The head of UK performance improvement for Alvarez & Marsal, a firm that played a pivotal role in the restructuring of Lehman Brothers, the failed bank, in America, argues that we are in the depths of a long recession. He tells his clients, the managers and directors of distressed companies, that the present downturn is like the First World War.
“It just seems apt,” he said. “It is long and drawn out and that is what the First World War was. Everyone thought it would be over by Christmas, but it wasn't. It went on for another four years.”
The recession is made up of three stages, he argues. First came the “early attack”, which began in September 2008 with Lehman's collapse. The subsequent loss of confidence and credit in the market was followed by a middle wave of “protracted warfare” (the midst of which we are in now), with its collapse in demand and poor credit availability.
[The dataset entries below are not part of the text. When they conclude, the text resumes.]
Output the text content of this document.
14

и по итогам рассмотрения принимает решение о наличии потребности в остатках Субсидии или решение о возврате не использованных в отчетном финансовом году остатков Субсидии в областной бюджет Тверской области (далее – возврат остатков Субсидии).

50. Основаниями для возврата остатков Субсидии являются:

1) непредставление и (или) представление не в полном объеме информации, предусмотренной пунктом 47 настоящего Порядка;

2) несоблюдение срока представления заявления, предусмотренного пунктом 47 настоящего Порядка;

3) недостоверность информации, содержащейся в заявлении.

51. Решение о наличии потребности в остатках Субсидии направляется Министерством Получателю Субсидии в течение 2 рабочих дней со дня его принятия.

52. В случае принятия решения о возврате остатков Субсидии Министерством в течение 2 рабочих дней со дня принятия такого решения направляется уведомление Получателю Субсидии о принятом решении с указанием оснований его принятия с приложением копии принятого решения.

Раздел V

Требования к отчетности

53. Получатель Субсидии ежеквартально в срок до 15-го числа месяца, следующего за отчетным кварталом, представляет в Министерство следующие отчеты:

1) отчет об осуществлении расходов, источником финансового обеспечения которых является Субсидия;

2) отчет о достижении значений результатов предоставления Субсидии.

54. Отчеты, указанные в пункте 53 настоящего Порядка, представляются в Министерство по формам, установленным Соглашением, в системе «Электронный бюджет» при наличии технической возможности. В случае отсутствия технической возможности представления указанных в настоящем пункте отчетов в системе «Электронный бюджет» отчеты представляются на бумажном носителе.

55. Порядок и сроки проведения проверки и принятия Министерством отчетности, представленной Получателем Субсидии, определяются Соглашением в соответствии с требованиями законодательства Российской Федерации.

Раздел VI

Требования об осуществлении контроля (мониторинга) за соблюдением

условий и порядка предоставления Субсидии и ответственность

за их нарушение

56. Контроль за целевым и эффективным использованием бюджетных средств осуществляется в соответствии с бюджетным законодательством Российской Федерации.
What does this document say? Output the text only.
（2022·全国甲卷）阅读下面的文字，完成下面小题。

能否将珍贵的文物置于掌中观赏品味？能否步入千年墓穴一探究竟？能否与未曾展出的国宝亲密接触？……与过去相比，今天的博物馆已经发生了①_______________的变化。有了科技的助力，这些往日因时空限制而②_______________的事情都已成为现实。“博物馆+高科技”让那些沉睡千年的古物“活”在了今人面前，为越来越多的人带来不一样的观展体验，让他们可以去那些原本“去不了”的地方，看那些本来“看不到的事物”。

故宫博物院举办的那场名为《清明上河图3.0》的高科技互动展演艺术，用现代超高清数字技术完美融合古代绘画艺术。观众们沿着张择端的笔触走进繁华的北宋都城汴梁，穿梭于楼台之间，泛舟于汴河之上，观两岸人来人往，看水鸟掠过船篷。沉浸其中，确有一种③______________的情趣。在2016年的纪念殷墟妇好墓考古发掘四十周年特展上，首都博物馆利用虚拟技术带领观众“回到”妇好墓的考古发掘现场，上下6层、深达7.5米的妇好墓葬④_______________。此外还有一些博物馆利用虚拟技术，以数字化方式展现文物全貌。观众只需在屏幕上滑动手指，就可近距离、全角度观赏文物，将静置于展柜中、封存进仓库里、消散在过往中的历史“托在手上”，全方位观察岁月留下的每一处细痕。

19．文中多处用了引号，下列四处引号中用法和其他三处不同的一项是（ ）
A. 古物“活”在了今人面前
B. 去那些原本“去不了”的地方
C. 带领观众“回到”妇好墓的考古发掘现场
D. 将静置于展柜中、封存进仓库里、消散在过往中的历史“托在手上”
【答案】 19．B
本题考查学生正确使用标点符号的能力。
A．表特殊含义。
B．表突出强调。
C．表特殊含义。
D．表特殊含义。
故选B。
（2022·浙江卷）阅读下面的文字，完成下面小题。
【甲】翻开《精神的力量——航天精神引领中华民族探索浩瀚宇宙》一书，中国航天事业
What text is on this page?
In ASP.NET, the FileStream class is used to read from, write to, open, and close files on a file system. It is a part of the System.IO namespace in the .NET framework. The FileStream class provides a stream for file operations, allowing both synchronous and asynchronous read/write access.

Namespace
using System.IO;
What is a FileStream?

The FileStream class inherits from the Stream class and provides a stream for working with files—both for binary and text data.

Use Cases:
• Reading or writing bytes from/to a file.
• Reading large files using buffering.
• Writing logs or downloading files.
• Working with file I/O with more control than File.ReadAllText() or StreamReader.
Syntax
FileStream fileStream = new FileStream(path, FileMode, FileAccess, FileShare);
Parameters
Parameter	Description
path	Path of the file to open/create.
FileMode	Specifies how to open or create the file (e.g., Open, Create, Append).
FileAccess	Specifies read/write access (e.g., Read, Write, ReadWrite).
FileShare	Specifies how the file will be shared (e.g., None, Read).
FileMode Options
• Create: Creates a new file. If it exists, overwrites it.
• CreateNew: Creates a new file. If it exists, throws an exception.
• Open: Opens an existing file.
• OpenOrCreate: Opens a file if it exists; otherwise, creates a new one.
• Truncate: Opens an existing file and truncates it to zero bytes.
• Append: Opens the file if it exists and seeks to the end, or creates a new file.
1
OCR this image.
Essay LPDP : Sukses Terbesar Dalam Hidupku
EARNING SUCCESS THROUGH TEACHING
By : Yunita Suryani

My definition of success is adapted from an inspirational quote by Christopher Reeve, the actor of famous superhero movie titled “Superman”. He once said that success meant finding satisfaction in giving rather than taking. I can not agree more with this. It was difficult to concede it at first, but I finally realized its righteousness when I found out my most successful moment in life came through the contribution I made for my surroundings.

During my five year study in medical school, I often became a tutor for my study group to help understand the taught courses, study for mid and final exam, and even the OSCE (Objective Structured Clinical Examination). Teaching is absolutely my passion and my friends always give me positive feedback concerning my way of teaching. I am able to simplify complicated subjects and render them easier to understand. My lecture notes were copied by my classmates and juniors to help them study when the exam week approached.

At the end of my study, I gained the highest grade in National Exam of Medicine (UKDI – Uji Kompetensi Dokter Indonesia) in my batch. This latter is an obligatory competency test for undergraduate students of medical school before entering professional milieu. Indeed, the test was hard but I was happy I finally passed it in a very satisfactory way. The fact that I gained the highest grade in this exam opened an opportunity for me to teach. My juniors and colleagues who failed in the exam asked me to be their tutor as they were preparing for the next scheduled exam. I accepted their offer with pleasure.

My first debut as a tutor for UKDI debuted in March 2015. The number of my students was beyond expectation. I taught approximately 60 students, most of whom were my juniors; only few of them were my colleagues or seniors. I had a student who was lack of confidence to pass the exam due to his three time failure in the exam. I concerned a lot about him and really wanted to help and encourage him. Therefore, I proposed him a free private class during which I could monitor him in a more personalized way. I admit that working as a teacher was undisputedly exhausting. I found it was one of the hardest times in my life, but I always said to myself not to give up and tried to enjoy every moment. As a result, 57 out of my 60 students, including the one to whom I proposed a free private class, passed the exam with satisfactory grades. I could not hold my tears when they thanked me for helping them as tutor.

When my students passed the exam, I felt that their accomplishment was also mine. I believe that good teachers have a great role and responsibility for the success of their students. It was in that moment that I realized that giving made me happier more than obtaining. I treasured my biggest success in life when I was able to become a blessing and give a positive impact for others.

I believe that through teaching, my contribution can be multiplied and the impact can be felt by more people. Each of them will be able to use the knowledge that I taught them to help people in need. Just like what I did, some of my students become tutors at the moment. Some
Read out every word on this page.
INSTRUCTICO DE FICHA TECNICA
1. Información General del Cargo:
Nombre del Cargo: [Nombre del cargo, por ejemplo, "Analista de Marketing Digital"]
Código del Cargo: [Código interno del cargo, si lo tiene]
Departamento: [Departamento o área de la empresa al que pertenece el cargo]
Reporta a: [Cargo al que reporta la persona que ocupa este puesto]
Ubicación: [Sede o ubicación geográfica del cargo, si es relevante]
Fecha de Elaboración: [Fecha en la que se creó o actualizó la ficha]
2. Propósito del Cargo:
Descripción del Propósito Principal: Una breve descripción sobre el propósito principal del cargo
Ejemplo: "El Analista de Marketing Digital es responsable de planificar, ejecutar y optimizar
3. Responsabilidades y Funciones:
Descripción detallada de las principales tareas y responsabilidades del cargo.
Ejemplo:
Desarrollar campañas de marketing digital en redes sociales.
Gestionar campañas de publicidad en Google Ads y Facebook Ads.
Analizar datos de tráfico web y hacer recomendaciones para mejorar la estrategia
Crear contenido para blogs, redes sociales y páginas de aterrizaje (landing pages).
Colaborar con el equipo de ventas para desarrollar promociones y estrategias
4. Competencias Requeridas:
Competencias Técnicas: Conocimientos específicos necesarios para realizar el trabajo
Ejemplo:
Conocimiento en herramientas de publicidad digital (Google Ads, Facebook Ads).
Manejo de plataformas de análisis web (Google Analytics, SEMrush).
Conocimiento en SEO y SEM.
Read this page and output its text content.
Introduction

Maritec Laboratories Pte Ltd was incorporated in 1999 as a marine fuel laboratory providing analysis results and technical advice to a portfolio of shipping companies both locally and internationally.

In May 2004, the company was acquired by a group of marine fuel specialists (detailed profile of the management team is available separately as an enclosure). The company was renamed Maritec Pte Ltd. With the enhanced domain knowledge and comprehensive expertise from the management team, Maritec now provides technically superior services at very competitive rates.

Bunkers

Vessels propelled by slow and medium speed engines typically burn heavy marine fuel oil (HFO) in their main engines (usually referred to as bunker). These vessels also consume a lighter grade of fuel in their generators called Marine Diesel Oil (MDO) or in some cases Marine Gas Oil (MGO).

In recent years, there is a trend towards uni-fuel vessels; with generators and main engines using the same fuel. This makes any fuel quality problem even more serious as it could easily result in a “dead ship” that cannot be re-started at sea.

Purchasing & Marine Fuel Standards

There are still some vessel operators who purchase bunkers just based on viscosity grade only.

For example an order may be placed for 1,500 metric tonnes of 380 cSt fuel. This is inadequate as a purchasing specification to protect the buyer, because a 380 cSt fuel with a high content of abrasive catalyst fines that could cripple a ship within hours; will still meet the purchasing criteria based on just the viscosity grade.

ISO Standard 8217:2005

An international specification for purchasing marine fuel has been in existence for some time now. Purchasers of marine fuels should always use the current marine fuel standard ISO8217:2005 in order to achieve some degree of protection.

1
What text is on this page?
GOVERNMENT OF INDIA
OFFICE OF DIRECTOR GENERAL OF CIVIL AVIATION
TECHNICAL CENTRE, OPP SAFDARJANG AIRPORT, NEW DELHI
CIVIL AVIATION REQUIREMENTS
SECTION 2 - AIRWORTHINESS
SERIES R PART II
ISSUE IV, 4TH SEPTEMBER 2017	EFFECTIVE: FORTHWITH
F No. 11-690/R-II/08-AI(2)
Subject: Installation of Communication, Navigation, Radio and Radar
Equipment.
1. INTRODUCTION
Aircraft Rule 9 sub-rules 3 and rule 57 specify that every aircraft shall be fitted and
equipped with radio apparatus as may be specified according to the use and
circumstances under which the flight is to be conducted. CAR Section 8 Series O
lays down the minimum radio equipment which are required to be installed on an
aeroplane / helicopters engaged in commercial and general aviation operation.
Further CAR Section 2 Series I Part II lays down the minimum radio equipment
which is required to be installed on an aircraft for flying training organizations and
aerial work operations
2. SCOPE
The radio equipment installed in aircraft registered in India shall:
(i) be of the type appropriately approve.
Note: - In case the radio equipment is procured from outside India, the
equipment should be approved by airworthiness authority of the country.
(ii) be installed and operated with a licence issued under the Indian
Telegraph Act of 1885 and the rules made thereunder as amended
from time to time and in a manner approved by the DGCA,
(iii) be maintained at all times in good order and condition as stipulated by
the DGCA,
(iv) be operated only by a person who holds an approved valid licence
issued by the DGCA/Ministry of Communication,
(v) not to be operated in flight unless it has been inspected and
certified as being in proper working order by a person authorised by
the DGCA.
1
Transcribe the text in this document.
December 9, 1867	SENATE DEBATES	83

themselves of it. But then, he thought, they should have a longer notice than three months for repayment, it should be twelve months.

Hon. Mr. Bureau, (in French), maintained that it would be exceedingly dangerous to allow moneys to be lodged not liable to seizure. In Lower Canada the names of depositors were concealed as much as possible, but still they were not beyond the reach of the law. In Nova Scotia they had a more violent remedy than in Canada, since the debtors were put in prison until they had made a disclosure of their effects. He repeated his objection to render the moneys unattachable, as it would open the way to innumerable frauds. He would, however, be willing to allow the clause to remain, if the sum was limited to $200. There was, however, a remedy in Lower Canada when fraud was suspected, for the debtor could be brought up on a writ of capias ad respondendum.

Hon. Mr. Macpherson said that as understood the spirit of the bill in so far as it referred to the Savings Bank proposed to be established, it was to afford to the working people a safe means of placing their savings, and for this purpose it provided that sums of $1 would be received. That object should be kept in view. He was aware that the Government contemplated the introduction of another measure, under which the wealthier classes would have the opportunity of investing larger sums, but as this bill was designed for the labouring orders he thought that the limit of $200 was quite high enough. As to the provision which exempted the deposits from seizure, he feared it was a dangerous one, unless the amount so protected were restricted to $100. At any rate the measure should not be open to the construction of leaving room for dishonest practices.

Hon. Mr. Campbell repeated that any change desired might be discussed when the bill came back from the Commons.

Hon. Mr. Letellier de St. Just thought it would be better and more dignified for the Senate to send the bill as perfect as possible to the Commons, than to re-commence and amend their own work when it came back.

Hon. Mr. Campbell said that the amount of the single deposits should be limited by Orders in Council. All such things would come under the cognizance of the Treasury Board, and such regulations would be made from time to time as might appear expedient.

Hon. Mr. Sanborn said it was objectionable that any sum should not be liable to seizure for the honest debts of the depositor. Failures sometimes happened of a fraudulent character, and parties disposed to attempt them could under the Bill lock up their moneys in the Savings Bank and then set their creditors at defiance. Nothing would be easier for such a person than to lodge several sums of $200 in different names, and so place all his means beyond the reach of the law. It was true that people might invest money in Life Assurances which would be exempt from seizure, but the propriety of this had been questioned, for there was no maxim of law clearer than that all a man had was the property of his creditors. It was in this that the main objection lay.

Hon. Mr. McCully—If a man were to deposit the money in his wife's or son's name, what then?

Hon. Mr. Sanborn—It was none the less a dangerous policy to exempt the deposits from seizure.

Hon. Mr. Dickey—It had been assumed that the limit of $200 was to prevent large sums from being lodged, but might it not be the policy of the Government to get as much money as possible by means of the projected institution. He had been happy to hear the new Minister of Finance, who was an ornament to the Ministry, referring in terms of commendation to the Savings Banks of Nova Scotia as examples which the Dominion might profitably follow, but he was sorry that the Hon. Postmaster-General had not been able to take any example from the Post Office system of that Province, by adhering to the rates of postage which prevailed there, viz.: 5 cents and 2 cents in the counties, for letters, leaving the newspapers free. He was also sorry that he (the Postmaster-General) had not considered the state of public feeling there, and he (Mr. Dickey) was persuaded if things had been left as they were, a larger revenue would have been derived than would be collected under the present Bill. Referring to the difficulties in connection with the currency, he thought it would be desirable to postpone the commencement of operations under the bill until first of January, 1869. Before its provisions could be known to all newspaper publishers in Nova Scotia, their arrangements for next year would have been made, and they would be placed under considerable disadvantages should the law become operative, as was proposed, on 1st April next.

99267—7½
This will be followed, in turn, by a “final breakthrough”, possibly beginning in the middle of next year, when confidence, demand and investment will begin to pick up.
Mr McKenzie laughs at talk of a recovery by the end of the year. “No, no, no,” he said. “I think things will go up and down for a while, but I think the reality is that there has been such a shock to confidence, whether it's consumer, whether it's in the investment side of business or whether it's in the banking side, this is an enormous shock and it's going to take a long time to recover.”
Not that he seems particularly glum about the prospect. Bad business for many means good business for him. Restructuring and performance management are booming, so much so that professional services companies are rushing to rebrand themselves as turnaround genies. “You know a lot of people are, to be blunt, respraying themselves as restructuring guys and don't really have restructuring experience,” he said. Nonetheless, amid the chaos of “war”, Alvarez & Marsal is fighting off the upstarts and is busy.
Not that he advises UK plc to hide in the trenches and wait for the smoke to clear. “Despite all the doom and gloom there are some great opportunities.” But you have to get the basics, such as cash, sorted out before you can consider acquisitions, he advises, and any M&A activity should probably be around strengthening core businesses, not diversification.
The message is stark: those companies that did not act decisively in the first phase of the recession are now playing catch-up and risk death in the third phase. The worst, therefore, may be yet to come.
Those that went under in the first phase were the easy targets - those with flawed business or financial models, such as Woolworths, Land of Leather, Baugur and HBOS. “The danger is everybody forgets the third wave. Nobody really knows when that's going to happen, but when things start to get better you will actually find that many businesses will go bust then.” He predicts that there will be false dawns, with companies restocking too quickly; over-extension could lead to liquidity issues; banks will continue to be choosy about lending; and capitalising will remain difficult.
His aim, he added, is that companies should “never let a good recession go to waste”.
Mr McKenzie, who is likened to a general by a colleague, certainly seems to be having a good war and seems determined not to let his recession go to waste.